Cristiano Ronaldo tiene 41 años, juega en una liga que no ve nadie en Europa, acaba de volver de una lesión de isquiotibiales y Portugal tiene que decidir si lo lleva al Mundial 2026. La pregunta que nadie en Portugal se atreve a hacer en voz alta: ¿lleva Ronaldo porque sigue siendo decisivo, o porque nadie tiene el valor de decirle que no?
La vuelta del rey
El 28 de febrero, Cristiano se lesionó el isquiotibial en un partido del Al-Nassr. Cinco semanas fuera. A los 41 años, una lesión muscular no es un trámite — es una señal. El cuerpo avisa. Pero el 3 de abril volvió con doblete contra el Al-Najma y el mundo se olvidó de la advertencia. Dos goles en la Saudi Pro League. ¿Suficiente para un Mundial?
En Arabia Saudí, Cristiano sigue siendo letal. 905 goles en su carrera. Nadie discute los números. Lo que se discute es el contexto. La Saudi Pro League no es la Champions League. No es la Premier. No es ni la Serie A. Los centrales que Ronaldo supera cada fin de semana no estarán en la fase de grupos del Mundial.
El muro de silencio
Roberto Martínez dice que no hay debate. Pauleta dice que debe ser titular. Mourinho dice que es imprescindible. Tres voces que deberían ser críticas y las tres repiten el mismo guion: Cristiano es intocable.
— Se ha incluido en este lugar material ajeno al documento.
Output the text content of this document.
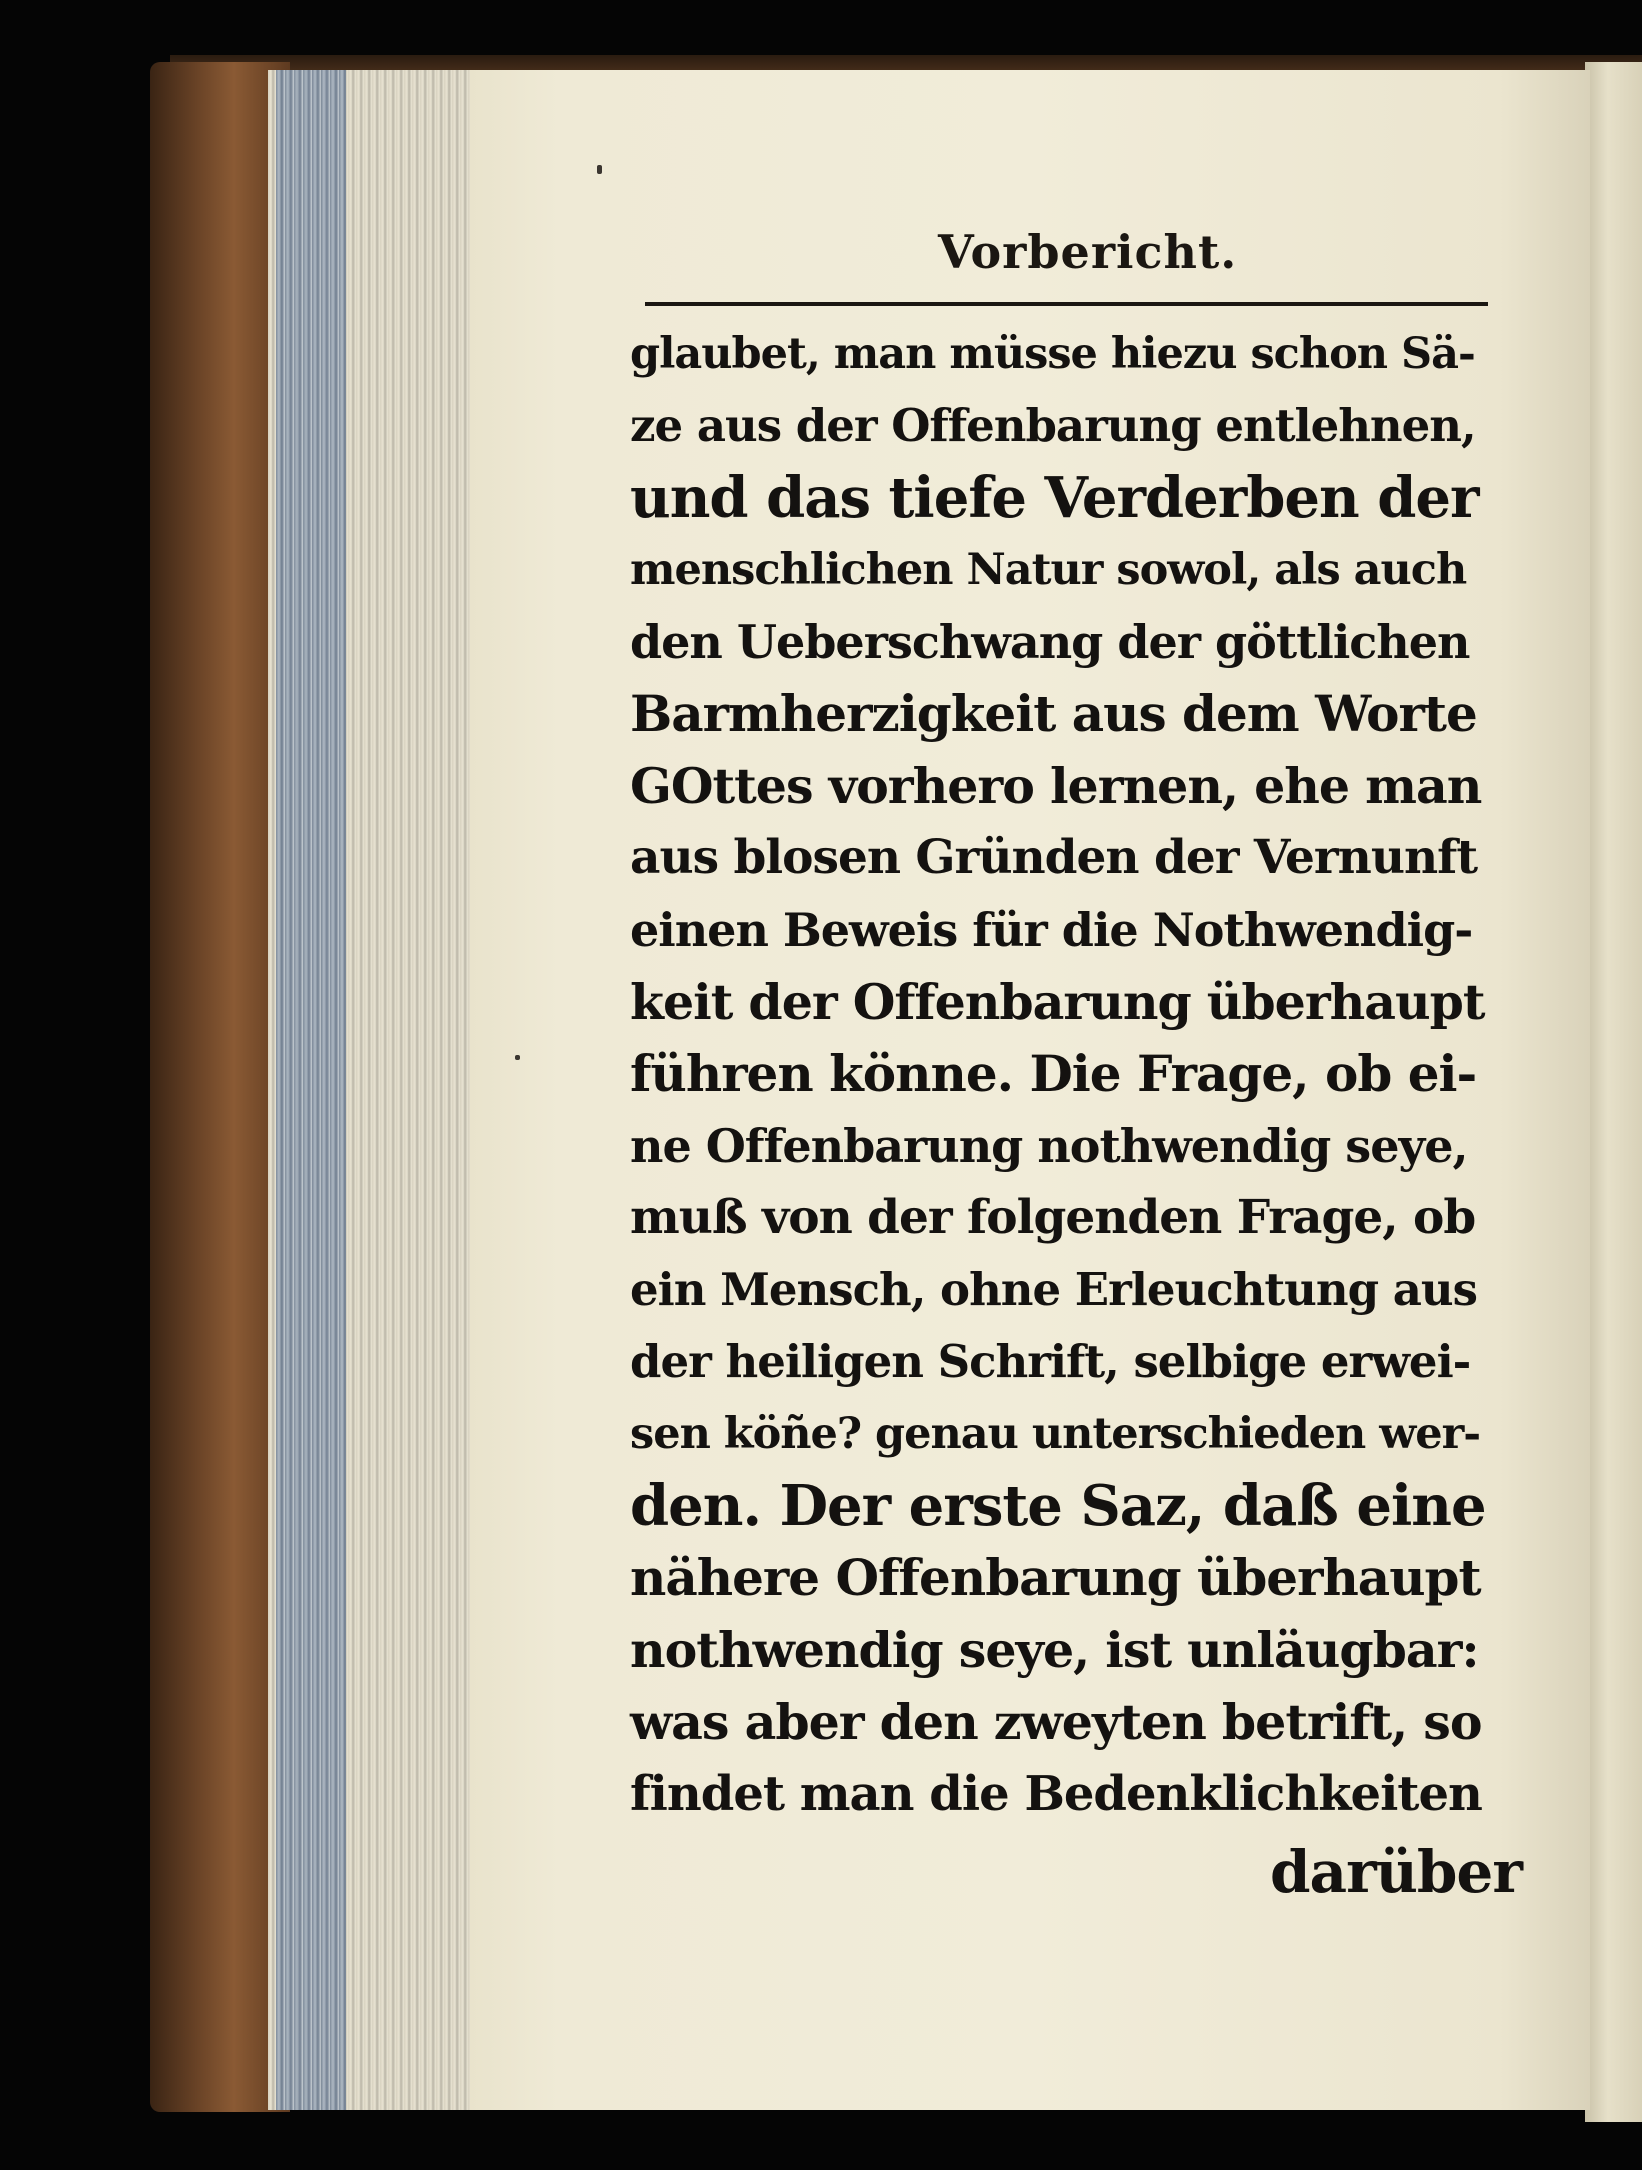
Vorbericht.
glaubet, man müsse hiezu schon Sä-
ze aus der Offenbarung entlehnen,
und das tiefe Verderben der
menschlichen Natur sowol, als auch
den Ueberschwang der göttlichen
Barmherzigkeit aus dem Worte
GOttes vorhero lernen, ehe man
aus blosen Gründen der Vernunft
einen Beweis für die Nothwendig-
keit der Offenbarung überhaupt
führen könne. Die Frage, ob ei-
ne Offenbarung nothwendig seye,
muß von der folgenden Frage, ob
ein Mensch, ohne Erleuchtung aus
der heiligen Schrift, selbige erwei-
sen köñe? genau unterschieden wer-
den. Der erste Saz, daß eine
nähere Offenbarung überhaupt
nothwendig seye, ist unläugbar:
was aber den zweyten betrift, so
findet man die Bedenklichkeiten
darüber
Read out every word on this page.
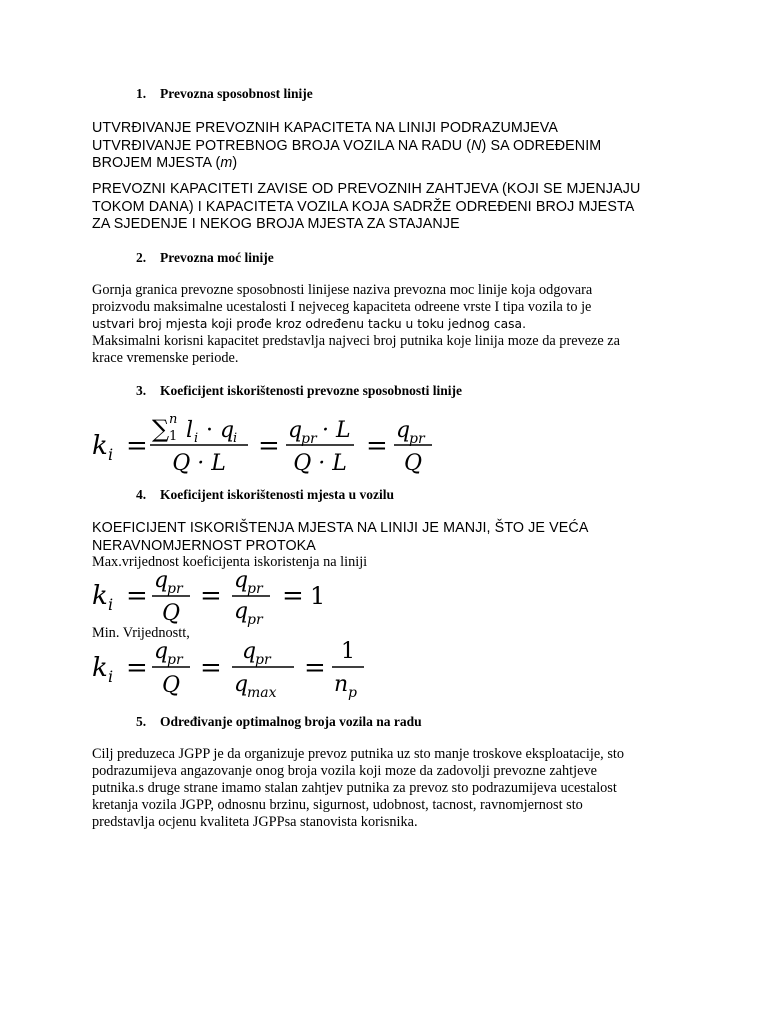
1. Prevozna sposobnost linije
UTVRĐIVANJE PREVOZNIH KAPACITETA NA LINIJI PODRAZUMJEVA
UTVRĐIVANJE POTREBNOG BROJA VOZILA NA RADU (N) SA ODREĐENIM
BROJEM MJESTA (m)
PREVOZNI KAPACITETI ZAVISE OD PREVOZNIH ZAHTJEVA (KOJI SE MJENJAJU
TOKOM DANA) I KAPACITETA VOZILA KOJA SADRŽE ODREĐENI BROJ MJESTA
ZA SJEDENJE I NEKOG BROJA MJESTA ZA STAJANJE
2. Prevozna moć linije
Gornja granica prevozne sposobnosti linijese naziva prevozna moc linije koja odgovara
proizvodu maksimalne ucestalosti I nejveceg kapaciteta odreene vrste I tipa vozila to je
ustvari broj mjesta koji prođe kroz određenu tacku u toku jednog casa.
Maksimalni korisni kapacitet predstavlja najveci broj putnika koje linija moze da preveze za
krace vremenske periode.
3. Koeficijent iskorištenosti prevozne sposobnosti linije
k i =
∑ 1
n l i · q
i
Q · L
=
q
pr · L
Q · L
=
q
pr
Q
4. Koeficijent iskorištenosti mjesta u vozilu
KOEFICIJENT ISKORIŠTENJA MJESTA NA LINIJI JE MANJI, ŠTO JE VEĆA
NERAVNOMJERNOST PROTOKA
Max.vrijednost koeficijenta iskoristenja na liniji
k i =
q
pr
Q
=
q
pr
q
pr
= 1
Min. Vrijednostt,
k i =
q
pr
Q
=
q
pr
q
max
=
1
n p
5. Određivanje optimalnog broja vozila na radu
Cilj preduzeca JGPP je da organizuje prevoz putnika uz sto manje troskove eksploatacije, sto
podrazumijeva angazovanje onog broja vozila koji moze da zadovolji prevozne zahtjeve
putnika.s druge strane imamo stalan zahtjev putnika za prevoz sto podrazumijeva ucestalost
kretanja vozila JGPP, odnosnu brzinu, sigurnost, udobnost, tacnost, ravnomjernost sto
predstavlja ocjenu kvaliteta JGPPsa stanovista korisnika.
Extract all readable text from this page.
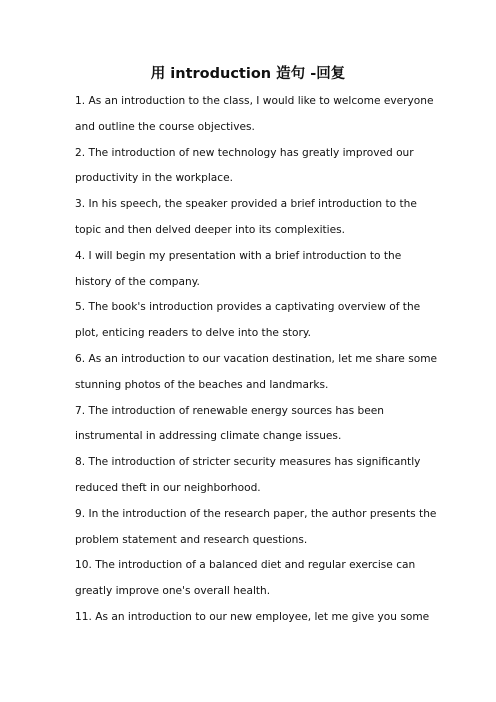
用 introduction 造句 -回复
1. As an introduction to the class, I would like to welcome everyone
and outline the course objectives.
2. The introduction of new technology has greatly improved our
productivity in the workplace.
3. In his speech, the speaker provided a brief introduction to the
topic and then delved deeper into its complexities.
4. I will begin my presentation with a brief introduction to the
history of the company.
5. The book's introduction provides a captivating overview of the
plot, enticing readers to delve into the story.
6. As an introduction to our vacation destination, let me share some
stunning photos of the beaches and landmarks.
7. The introduction of renewable energy sources has been
instrumental in addressing climate change issues.
8. The introduction of stricter security measures has significantly
reduced theft in our neighborhood.
9. In the introduction of the research paper, the author presents the
problem statement and research questions.
10. The introduction of a balanced diet and regular exercise can
greatly improve one's overall health.
11. As an introduction to our new employee, let me give you some
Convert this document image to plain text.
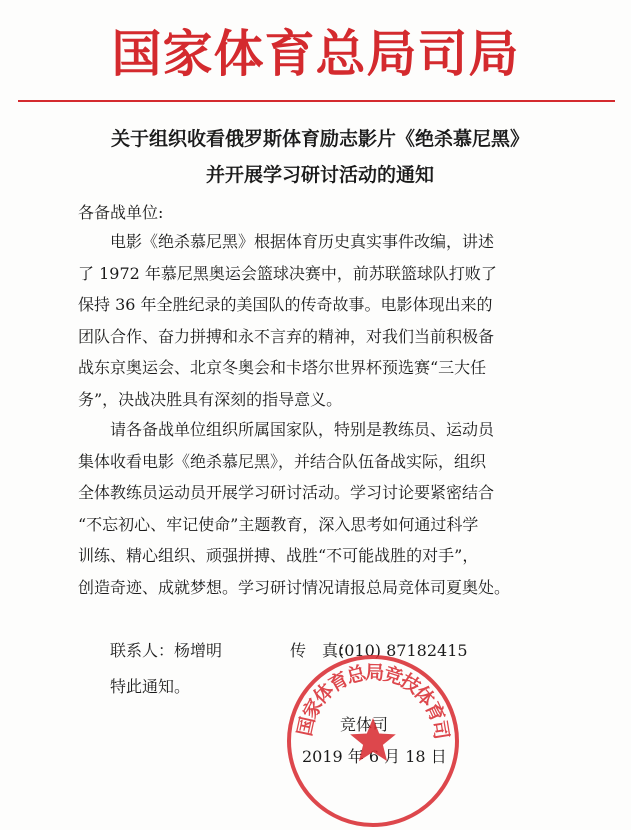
国家体育总局司局
关于组织收看俄罗斯体育励志影片《绝杀慕尼黑》
并开展学习研讨活动的通知
各备战单位:
　　电影《绝杀慕尼黑》根据体育历史真实事件改编，讲述
了 1972 年慕尼黑奥运会篮球决赛中，前苏联篮球队打败了
保持 36 年全胜纪录的美国队的传奇故事。电影体现出来的
团队合作、奋力拼搏和永不言弃的精神，对我们当前积极备
战东京奥运会、北京冬奥会和卡塔尔世界杯预选赛“三大任
务”，决战决胜具有深刻的指导意义。
　　请各备战单位组织所属国家队，特别是教练员、运动员
集体收看电影《绝杀慕尼黑》，并结合队伍备战实际，组织
全体教练员运动员开展学习研讨活动。学习讨论要紧密结合
“不忘初心、牢记使命”主题教育，深入思考如何通过科学
训练、精心组织、顽强拼搏、战胜“不可能战胜的对手”，
创造奇迹、成就梦想。学习研讨情况请报总局竞体司夏奥处。
联系人：杨增明	传　真：
(010) 87182415
特此通知。
竞体司
2019 年 6 月 18 日
国家体育总局竞技体育司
¿Consenso real o miedo a contradecir al ídolo? En Portugal, cuestionar a Ronaldo es casi un acto de traición. Pero el trabajo de un seleccionador no es contentar a las leyendas. Es ganar partidos. Y la pregunta incómoda es si Portugal gana más partidos con un Ronaldo de 41 años como titular o con Gonçalo Ramos, que tiene 25 y la hambre de quien quiere hacerse un nombre.
El factor vestuario
Rafael Leão es uno de los extremos más talentosos del mundo. Bernardo Silva sigue siendo un centrocampista de élite. Bruno Fernandes crea peligro desde cualquier posición. Vitinha ha explotado en el PSG. Portugal tiene una generación dorada lista para brillar.
Pero cuando Cristiano está en el campo, todo gira alrededor de Cristiano. El equipo se adapta a él, no al revés. A los 25 años, eso tenía sentido — era el mejor jugador del planeta. A los 41, es un ancla que limita el movimiento de los demás. Leão no puede ocupar los espacios que necesita. Ramos no juega. El equipo se vuelve predecible.
Los precedentes no mienten
La historia del fútbol está llena de despedidas. Pelé se fue campeón del mundo en 1970 — el final perfecto. Zidane perdió la final de 2006 con un cabezazo a Materazzi — épico, pero amargo. Maradona fue expulsado del Mundial 1994 por doping — un final triste para un genio.
¿Cuál será el de Cristiano? Si Portugal lo lleva como titular y cae en cuartos contra Francia o Alemania, la narrativa será cruel: el ego de un hombre le costó a una generación su mejor oportunidad. Si va como suplente y entra en el minuto 60 para cambiar partidos, será el veterano que aceptó su rol. Ese es el Ronaldo que Portugal necesita.
El hot take
Si Portugal quiere GANAR el Mundial 2026, Cristiano Ronaldo debe ir a Estados Unidos. Pero como suplente de lujo. Como el arma secreta que entra cuando el partido lo pide. Como el líder que acepta que su legado se construye ayudando a ganar, no insistiendo en jugar.
La generación de Leão, Vitinha, Bernardo y Ramos necesita espacio. Necesita libertad táctica. Necesita un Portugal que no dependa de un hombre de 41 años para crear peligro.
Cristiano tiene 905 goles. No necesita demostrar nada. Lo que necesita es la grandeza de dar un paso al costado. Y eso, para un ego como el suyo, quizás sea el reto más difícil de su carrera.